Я сегодня была на
хореографической постановке "Вопрос к воде" Пекинской компании современного танца в рамках Фестиваля китайской культуры в Центре им. Вс. Мейерхольда .
Это надо видеть. Правда, у меня теперь голова болит, надеюсь, они мне хотя бы не приснятся, и второй раз я это смотреть не хочу, но один раз познакомиться стоило.
Из всего, что я до сих пор видела на сцене, китайское - самое непонятное, с монгольским, к примеру, не сравнить. Сегодняшняя постановка состояла из двух отделений. В первом несколько относительно коротких номеров, во втором - один длинный. Во всех очень не хватало знания контекста, образов, кодов. Понятно, что все движения, костюмы, взаимодействие танцоров, музыка что-то значат, отсылают к каким-то сюжетам, но к каким совершенно непонятно.
Тем не менее все это, хоть и непонятно, но очень сильно эмоционально воздействует. И воздействует неприятно, раздражающе. Тревожная музыка, резкие движения танцоров, специфическая пластика движений, мимика, продуманный свет - все это создает настроение, нервное, гнетущее.

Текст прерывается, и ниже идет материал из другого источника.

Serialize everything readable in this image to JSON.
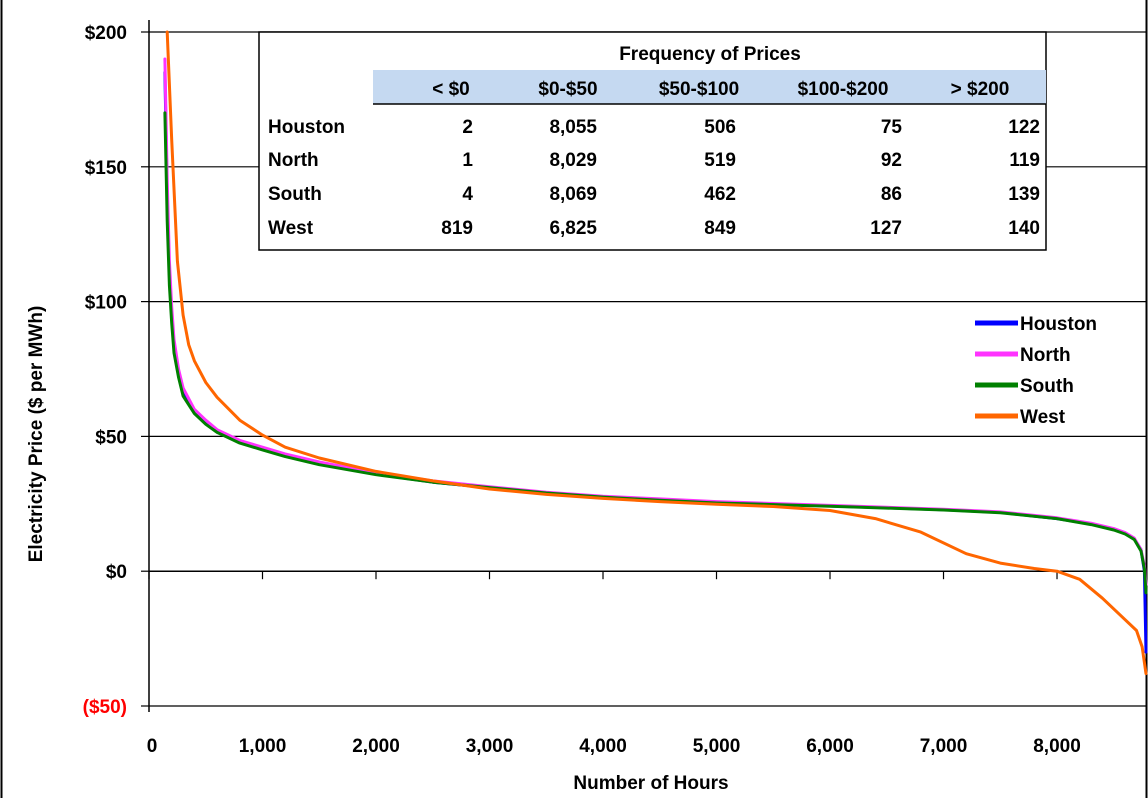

Один из сюжетов первой части показался мне относительно понятным. Главный герой был чем-то очень напуган, другие танцоры изображали тех кого, он боялся - то ли его видения, то ли демонов. Лицо солиста выражало такой ужас, что я просто не могла на него смотреть. Если бы это было сыграно не так хорошо, было бы смешно, но это было совсем не смешно.
Меня раздражали движения танцоров. Вместо оттянутого носка, привычного в балете, акцентированные пятки, угловатые движения рук, неприятно выгнутые пальцы. Все это неслучайно, это непонятный художественный язык. И это очень хорошо сделано. Раздражает и завораживает.
Вторая часть несколько раз, казалось, заканчивалась - выключался свет, наступала тишина, - и продолжалась дальше. Насколько я поняла, она была посвящена отношениям двух женщин, старшей и младшей, наверное, матери и дочери, женской инициации. Не знаю, правильно ли я поняла, но я увидела там тему бинтования ног, которому подвергались девочки. Конфликт матери, которая вынуждена причинять боль собственной дочери, но не может пойти против обычая, дочери, которая боится, но знает, что от этого не уйти. Судя по туфле, которую одна танцовщица передала другой и по тому, как она с ней танцевала, как двигалась, надев ее, я поняла правильно. И от эстетизации этого чудовищного обычая просто тошнит.
Я иногда закрывала глаза или смотрела в сторону, если бы сидела с краю и одна, может быть, и ушла бы. Тяжелое впечатление, но очень яркое.